While archeologists expected to find tombs of interred nobles there, similarly to the Egyptian pyramids of Giza, what they discovered was that the tunnel connects two ceremonial centers. Each of the centers is directly under one of the pyramids, of the Feathered Serpent and of the Sun, respectively. From above, each of the ceremonial areas resembles a blooming flower of four petals. The number five is sacred to Mesoamericans: the four outer elements correspond with the four cardinal directions. The fifth element of the figure is the sacred center. Each of the ceremonial centers was filled with water. Keeping in mind the sacred character of caves and water to Mesoamericans, especially with regards to their creation myths, the excavated caves show cultural continuity between the sacred architecture of the Mayan zone, Tollan, and later sites, such as Tenochtitlan, the home of the Mexica (Aztecs). These master builders raised up a city with a cosmic design: on the days of the Fall and Spring Equinoxes, the tunnel between the two pyramids lines up with the constellation of the Pleiades.
The architectural feats of the builders of Teotihuacan long laid buried, forgotten even to later indigenous groups who came through the area after the 11th-century demise of the Teotihuacan civilization.
In the early part of the thirteenth century, the Mexica came through Teotihuacan as they wandered toward their eventual home on an island in Lake Texcoco. When the Mexica first saw Teotihuacan, it was a complex of large earthen mounds. They saw pyramids, but those structures were covered with dirt and plants. Since they were only a small band, they could not excavate. In fact, a point that really came home for me during this trip was that the excavation of Teotihuacan did not really begin until the nineteenth century, more than seven hundred years after the Mexica first laid eyes on it. The lateness of that excavation means that we moderns know more and can see more about the ancient city than did even the Mexica, and the Mexicans of the early nineteenth century. Again, the recent nature of the excavation means that two powerful governments came and gained inspiration for their peoples´ identities, based not an an excavated site, but on a collection of buried structures.
Teotihuacan stands, therefore, as a testimony to the engineering and architectural genius of the civilization that called it home. It also reminds us of the ability of the unknown to inspire our imaginations. In an age before mass communications, both the Mexica and the Mexican government of the nineteenth century found a source of identity and inspiration in Teotihuacan, with cultural effects that extended thousands of miles from the site.
Teotihuacan inspired people who had never even seen it. The first natives who looked upon it and imitated it when they built Tenochtitlan, based their designs on, great mounds of earth that disrupted the local geography. The city continues to inspire.

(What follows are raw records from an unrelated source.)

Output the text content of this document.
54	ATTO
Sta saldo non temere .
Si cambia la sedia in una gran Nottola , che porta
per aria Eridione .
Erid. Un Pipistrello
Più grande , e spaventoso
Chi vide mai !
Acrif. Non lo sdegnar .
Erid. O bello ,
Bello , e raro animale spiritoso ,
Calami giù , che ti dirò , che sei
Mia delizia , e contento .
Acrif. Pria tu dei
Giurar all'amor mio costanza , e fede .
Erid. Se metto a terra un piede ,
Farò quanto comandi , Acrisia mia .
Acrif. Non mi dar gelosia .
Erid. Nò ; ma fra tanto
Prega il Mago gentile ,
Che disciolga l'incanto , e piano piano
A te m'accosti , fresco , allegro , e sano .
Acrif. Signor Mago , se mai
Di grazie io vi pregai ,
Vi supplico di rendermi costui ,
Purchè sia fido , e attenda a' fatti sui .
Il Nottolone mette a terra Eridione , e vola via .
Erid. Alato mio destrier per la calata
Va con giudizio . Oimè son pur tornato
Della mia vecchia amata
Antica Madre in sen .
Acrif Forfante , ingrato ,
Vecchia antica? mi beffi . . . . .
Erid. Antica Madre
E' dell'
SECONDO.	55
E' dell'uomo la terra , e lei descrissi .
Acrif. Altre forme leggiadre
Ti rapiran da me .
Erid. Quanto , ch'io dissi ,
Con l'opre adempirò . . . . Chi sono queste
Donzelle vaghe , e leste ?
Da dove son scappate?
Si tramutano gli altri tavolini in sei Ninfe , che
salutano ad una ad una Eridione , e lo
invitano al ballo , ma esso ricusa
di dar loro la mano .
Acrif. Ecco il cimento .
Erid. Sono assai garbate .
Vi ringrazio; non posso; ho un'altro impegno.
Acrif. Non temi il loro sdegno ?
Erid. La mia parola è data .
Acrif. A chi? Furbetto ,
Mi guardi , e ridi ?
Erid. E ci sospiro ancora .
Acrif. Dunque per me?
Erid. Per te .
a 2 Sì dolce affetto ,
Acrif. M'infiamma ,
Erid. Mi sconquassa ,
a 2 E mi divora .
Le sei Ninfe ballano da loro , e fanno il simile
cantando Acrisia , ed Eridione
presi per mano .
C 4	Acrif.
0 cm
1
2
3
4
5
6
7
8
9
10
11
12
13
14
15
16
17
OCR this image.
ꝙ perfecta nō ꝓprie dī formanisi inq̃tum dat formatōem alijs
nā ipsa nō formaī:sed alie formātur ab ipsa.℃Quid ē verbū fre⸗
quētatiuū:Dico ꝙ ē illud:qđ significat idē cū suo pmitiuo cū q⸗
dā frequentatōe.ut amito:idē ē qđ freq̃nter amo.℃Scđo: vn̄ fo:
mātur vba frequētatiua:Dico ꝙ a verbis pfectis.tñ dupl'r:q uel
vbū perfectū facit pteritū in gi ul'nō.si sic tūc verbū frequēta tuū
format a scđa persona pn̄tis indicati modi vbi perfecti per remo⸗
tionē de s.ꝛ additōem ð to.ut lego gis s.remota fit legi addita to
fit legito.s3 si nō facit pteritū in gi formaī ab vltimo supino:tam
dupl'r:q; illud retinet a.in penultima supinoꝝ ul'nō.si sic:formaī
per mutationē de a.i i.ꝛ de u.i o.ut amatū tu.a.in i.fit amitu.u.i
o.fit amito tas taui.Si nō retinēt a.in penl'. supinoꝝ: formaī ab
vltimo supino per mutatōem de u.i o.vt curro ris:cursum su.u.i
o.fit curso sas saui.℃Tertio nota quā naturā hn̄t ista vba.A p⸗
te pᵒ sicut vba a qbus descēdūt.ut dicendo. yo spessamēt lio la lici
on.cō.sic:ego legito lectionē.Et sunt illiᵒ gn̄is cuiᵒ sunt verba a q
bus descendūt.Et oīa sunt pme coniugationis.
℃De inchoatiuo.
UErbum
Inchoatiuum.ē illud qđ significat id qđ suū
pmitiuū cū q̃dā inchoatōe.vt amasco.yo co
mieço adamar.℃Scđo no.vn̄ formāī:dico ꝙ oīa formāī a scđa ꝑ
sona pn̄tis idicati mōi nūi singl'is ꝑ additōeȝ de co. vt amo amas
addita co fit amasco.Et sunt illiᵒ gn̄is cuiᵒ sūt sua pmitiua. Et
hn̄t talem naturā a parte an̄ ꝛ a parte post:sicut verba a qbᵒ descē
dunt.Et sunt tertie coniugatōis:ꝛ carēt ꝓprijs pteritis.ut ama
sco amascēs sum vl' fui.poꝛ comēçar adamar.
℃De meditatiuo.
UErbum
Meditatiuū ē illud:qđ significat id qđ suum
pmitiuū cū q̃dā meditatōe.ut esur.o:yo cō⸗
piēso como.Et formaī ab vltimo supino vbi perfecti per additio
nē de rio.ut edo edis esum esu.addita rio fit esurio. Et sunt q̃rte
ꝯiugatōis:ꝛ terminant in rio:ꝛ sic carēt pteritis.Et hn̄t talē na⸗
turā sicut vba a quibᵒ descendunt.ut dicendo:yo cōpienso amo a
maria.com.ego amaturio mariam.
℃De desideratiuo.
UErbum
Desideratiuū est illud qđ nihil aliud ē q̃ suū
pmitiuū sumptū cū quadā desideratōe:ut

As one trip participant on commented, “Teotihuacan is every bit as impressive as the ruins of Greece and Rome.” The good news for us in the Americas is that the awe, beauty, and mystery of Teotihuacan are not oceans away, but less than a day’s journey. From my home in Southern California, I could eat breakfast in L.A. and lunch in Teotihucan, even with the traffic of L.A. and Mexico City in between!